Je voudrais appeler à deux cohérences. La première est celle des consommateurs car il y a souvent un dissensus entre le citoyen qui aspire à la durabilité et à l'équité, et le consommateur qui arbitre dans l'autre sens. Or il y a une complicité profonde entre un certain individualisme consumériste et un libéralisme sans foi ni loi. Chaque fois que nous pourrons éclairer par le débat public, non seulement parlementaire mais également par voie d'information et de pédagogie, les choix des consommateurs, nous progresserons. Il ne s'agit pas seulement de défendre le made in France ou le made in Europe, qui peut avoir un côté conservateur et gaulois, mais bien de promouvoir le « made in humanité », c'est-à-dire tout ce qui est fait avec équité et durabilité et favorise le choix citoyen et la consommation responsable.

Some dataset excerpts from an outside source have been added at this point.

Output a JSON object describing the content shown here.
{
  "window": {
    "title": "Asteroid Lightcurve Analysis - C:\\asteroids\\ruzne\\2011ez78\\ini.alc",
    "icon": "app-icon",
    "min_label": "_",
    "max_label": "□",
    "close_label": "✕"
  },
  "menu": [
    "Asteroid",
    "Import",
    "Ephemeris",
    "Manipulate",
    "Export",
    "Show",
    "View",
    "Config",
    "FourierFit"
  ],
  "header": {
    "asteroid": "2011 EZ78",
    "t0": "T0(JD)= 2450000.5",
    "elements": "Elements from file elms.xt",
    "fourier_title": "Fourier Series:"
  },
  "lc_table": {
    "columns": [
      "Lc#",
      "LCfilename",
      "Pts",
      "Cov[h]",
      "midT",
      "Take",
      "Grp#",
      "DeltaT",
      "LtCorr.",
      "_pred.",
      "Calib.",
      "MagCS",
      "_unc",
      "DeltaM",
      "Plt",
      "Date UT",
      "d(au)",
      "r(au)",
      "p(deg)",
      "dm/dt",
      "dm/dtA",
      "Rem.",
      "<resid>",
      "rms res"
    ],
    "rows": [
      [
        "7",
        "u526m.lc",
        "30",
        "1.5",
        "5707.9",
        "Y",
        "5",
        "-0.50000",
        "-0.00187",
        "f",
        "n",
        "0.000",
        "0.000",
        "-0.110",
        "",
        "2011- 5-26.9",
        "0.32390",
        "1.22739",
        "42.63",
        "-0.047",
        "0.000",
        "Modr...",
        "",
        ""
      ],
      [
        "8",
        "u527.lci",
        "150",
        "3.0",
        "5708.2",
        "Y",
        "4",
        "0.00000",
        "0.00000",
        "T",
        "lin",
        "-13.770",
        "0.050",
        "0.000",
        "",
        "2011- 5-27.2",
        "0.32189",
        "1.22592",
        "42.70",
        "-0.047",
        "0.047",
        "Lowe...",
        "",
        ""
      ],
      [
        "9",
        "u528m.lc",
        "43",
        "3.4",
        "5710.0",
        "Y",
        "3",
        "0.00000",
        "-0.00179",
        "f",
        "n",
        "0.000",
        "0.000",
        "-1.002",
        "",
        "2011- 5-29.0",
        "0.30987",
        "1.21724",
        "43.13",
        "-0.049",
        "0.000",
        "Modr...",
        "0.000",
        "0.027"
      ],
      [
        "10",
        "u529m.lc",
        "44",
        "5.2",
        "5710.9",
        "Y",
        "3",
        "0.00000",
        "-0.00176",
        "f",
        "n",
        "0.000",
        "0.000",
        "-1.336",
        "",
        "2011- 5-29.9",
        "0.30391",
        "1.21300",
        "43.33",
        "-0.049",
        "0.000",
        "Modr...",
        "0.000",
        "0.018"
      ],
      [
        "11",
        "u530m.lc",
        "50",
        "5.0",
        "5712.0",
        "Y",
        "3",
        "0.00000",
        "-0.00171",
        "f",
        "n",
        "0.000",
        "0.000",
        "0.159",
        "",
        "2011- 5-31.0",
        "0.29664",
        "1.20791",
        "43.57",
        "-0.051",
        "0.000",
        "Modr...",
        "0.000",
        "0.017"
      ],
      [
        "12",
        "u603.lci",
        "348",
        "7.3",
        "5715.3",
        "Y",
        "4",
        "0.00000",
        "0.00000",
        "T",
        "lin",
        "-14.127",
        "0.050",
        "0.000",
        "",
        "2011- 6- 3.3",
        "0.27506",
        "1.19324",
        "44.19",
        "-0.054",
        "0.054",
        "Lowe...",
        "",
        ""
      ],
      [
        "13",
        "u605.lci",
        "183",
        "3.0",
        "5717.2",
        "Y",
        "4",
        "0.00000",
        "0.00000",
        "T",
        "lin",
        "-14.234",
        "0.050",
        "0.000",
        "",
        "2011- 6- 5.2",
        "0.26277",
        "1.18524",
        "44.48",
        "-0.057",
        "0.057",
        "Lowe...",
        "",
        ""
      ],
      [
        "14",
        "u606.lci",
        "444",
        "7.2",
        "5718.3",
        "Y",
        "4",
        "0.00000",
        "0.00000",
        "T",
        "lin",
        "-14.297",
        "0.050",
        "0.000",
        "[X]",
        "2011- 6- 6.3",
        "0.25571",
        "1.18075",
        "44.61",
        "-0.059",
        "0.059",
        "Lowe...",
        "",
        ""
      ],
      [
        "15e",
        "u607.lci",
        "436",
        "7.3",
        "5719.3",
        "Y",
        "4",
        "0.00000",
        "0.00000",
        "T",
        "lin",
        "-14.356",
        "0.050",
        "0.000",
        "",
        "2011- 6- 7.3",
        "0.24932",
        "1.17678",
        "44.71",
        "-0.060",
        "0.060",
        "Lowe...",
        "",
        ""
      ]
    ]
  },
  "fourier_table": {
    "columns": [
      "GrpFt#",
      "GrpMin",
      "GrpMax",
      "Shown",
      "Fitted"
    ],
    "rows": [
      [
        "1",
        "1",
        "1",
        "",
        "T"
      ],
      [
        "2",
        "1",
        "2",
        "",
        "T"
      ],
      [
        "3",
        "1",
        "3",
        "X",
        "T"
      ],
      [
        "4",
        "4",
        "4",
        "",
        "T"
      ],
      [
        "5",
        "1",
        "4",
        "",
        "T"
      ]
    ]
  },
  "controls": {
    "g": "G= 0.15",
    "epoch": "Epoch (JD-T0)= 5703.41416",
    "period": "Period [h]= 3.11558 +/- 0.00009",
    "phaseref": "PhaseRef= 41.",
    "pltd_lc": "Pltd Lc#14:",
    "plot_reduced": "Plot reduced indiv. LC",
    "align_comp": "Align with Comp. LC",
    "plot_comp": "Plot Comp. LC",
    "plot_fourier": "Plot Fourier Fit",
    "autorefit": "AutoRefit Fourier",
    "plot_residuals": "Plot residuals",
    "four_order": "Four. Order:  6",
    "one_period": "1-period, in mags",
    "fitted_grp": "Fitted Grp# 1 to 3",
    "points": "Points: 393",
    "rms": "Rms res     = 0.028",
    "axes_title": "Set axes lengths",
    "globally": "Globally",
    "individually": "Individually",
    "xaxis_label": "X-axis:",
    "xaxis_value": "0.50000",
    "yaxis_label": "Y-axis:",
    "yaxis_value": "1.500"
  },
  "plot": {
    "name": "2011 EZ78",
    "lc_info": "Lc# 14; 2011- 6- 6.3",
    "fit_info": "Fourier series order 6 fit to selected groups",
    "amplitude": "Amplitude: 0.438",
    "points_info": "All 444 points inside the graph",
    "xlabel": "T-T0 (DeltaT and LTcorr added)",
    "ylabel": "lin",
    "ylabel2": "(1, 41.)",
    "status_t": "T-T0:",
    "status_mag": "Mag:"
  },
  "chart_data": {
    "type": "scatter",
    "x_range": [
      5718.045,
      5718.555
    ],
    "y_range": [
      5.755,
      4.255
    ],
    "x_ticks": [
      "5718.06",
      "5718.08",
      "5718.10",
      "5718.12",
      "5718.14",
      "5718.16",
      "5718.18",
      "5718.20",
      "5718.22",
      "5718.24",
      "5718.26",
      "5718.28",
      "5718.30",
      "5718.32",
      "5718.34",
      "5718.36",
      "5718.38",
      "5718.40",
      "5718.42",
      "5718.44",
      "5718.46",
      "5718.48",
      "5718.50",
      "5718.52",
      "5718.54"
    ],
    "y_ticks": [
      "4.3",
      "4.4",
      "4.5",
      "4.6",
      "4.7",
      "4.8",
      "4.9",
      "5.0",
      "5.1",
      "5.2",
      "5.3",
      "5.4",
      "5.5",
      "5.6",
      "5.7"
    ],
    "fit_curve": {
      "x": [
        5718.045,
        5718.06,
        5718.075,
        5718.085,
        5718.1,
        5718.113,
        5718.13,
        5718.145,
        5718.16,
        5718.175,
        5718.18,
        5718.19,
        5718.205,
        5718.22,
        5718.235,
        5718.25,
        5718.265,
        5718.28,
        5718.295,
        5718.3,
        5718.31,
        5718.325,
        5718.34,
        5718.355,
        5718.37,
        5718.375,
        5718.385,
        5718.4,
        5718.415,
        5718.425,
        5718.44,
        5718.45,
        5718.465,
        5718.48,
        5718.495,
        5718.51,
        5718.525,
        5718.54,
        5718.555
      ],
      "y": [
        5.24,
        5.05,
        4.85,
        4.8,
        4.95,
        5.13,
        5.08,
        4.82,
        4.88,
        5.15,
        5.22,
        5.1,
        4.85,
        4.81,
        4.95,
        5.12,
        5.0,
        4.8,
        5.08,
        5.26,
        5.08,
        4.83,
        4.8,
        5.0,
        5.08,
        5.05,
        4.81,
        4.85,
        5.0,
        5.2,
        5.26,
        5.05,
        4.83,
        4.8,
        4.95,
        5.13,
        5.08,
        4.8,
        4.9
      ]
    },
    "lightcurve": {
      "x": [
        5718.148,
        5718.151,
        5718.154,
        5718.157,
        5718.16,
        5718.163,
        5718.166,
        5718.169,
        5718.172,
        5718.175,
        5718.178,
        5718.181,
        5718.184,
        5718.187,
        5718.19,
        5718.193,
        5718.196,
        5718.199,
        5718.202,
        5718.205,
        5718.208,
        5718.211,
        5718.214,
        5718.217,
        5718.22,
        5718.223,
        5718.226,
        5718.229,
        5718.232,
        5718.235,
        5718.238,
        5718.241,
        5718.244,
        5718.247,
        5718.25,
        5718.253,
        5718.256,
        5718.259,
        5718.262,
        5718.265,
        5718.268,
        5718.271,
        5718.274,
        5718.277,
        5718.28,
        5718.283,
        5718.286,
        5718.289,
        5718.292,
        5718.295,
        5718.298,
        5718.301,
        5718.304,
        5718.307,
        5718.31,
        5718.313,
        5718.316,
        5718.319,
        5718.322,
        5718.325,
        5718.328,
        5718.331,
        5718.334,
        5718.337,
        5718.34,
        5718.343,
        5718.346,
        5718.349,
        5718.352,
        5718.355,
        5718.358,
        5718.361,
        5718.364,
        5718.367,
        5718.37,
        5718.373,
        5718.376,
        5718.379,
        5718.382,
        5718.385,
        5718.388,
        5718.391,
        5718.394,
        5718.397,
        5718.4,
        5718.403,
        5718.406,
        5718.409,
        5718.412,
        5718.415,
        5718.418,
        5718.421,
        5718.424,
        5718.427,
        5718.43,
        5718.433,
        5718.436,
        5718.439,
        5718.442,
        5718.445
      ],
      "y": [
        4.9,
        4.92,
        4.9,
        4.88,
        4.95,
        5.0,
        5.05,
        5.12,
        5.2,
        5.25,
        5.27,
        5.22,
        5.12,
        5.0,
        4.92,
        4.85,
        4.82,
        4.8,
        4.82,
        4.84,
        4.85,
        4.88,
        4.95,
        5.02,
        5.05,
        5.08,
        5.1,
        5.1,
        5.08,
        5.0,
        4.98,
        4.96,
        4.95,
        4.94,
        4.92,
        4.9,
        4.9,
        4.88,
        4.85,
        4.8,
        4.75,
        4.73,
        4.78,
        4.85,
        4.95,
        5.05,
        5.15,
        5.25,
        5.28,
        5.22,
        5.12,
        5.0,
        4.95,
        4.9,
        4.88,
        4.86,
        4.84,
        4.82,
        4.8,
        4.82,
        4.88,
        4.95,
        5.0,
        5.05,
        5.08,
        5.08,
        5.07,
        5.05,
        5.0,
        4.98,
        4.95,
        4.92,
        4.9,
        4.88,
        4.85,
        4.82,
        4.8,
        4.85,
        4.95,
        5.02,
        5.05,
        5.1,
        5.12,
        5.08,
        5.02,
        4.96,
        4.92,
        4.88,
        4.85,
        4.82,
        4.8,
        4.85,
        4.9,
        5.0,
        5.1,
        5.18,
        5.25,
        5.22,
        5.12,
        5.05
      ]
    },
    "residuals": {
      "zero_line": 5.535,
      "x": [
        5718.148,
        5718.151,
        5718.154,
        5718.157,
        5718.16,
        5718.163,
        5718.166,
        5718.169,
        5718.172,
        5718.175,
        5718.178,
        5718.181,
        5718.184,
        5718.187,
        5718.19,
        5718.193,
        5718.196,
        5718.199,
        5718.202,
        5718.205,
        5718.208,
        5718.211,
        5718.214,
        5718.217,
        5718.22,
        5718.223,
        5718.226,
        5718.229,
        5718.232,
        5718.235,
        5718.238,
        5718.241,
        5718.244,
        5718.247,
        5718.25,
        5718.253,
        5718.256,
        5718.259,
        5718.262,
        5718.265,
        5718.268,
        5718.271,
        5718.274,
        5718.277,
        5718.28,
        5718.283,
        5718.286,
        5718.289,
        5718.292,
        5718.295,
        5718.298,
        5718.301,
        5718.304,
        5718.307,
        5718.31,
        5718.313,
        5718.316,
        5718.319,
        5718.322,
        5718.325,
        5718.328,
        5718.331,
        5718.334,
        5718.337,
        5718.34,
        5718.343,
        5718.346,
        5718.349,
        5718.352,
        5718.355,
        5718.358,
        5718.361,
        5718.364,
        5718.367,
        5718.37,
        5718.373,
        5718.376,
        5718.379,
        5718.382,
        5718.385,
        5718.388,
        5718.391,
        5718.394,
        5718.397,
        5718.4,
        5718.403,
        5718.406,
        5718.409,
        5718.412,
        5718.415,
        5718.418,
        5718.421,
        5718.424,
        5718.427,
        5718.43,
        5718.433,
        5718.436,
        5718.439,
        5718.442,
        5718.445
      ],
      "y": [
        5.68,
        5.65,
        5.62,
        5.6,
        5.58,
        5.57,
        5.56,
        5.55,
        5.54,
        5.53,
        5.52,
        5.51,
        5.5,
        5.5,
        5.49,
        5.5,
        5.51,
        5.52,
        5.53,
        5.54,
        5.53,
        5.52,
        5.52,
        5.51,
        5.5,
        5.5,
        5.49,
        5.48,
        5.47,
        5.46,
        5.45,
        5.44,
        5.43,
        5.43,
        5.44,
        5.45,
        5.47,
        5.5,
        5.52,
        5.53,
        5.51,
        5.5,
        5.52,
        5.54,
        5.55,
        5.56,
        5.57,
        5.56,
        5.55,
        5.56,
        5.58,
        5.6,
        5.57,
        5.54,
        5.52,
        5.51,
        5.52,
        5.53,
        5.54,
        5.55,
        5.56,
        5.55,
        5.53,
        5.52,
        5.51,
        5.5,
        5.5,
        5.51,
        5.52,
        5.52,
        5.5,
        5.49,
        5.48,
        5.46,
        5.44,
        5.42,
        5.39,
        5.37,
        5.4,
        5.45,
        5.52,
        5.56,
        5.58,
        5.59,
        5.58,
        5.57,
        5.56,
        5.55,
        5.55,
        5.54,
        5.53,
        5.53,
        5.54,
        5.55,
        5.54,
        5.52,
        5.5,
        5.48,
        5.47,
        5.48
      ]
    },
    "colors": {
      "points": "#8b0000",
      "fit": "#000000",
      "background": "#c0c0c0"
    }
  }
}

Enfin, je souhaiterais appeler M. Damien Abad et son groupe parlementaire à reconsidérer, au vu de cette conversion idéologique contre un libéralisme sauvage, leur point de vue sur la proposition de loi relative au devoir de vigilance des sociétés mères et des entreprises donneuses d'ordre, que nous défendons avec force et passion, mais avec le même souci de concorde. En effet, ce que vous réclamez, ce que je demande également pour le producteur de lait du Saintois qui ne doit dépendre ni du capitalisme, ni de la grande distribution, ni du cours des fonds de pension chinois ou anglo-saxons pour son avenir, je le réclame avec la même force pour le producteur, l'artisan ou l'ouvrier du textile du Bangladesh ou pour les enfants qui travaillent dans l'extraction minière en Angola. C'est cette même logique, non pas d'être contre la mondialisation ou contre l'esprit d'entreprise, mais de lui ajouter un esprit d'éthique et de responsabilité. J'espère que notre soutien aujourd'hui vous appellera à reconsidérer votre position par trop idéologique et fermée sur notre proposition de loi relative au devoir de vigilance des sociétés mères et des entreprises donneuses d'ordre.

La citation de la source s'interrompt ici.